Kita semua akan terus menarik napas panjang dari film nan berdurasi selama 100 menit ini. Film ini dipenuhi ketegangan, intrik, ledakan bom, dan desingan peluru. Kita akan melihat Angelina Jollie berakting film laga, dia akan melompat tanpa tali, berlari dan berkelahi.

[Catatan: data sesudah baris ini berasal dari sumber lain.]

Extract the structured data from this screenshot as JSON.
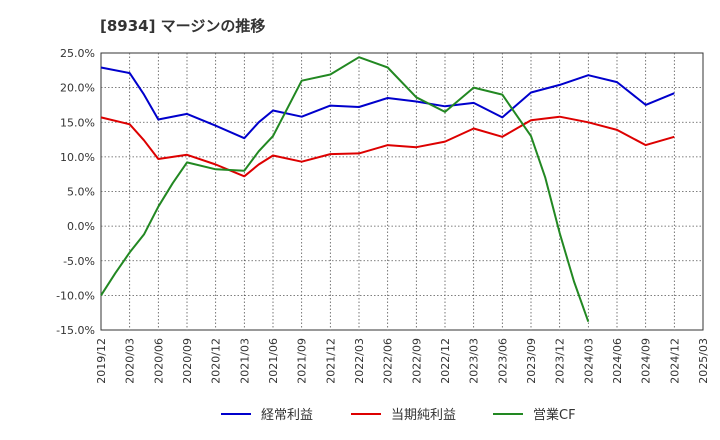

Inilah sebuah film spionase, seperti Bourne. Hanya saja, Jason Bourne tak tahu jati dirinya. Lain halnya dengan Evelyn Salt nan tahu siapa dirinya. Justru penonton nan tak tahu jati dirinya dan akan menyimpulkan sendiri siapa sebenarnya Evelyn Salt.
Film spionase ini mungkin sedikit tak relevan dengan zaman sekarang nan "demam" teroris. Namun terlepas dari semua itu, film Salt layak ditonton sebab banyak teka-teki nan harus dipecahkan.
Seperti halnya suami Salt nan pakar laba-laba. Kita tentu bertanya-tanya mengapa seorang pakar laba-laba dijadikan suami Salt. Akhir cerita nan akan menjawab semua teka-teki dalam film ini.
Namun, film ini justru memberikan kembali pertanyaan sekaligus jawaban diplomatis mengenai pentingnya nasionalisme dimiliki oleh seseorang buat dapat membela negaranya sendiri.
Dari beberapa uraian nan telah aku jelaskan di atas, bisa disimpulkan bahwa tiap orang memiliki pandangan nan berbeda tentang esensi nasionalisme, bergantung pada di mana seseorang tinggal dan tumbuh dengan majemuk pemikiran di dalamnya, dan bagaimana lingkungan atau keadaan sosial, budaya, dan politik sebuah bangsa memengaruhi pemahaman seseorang akan makna nasionalisme.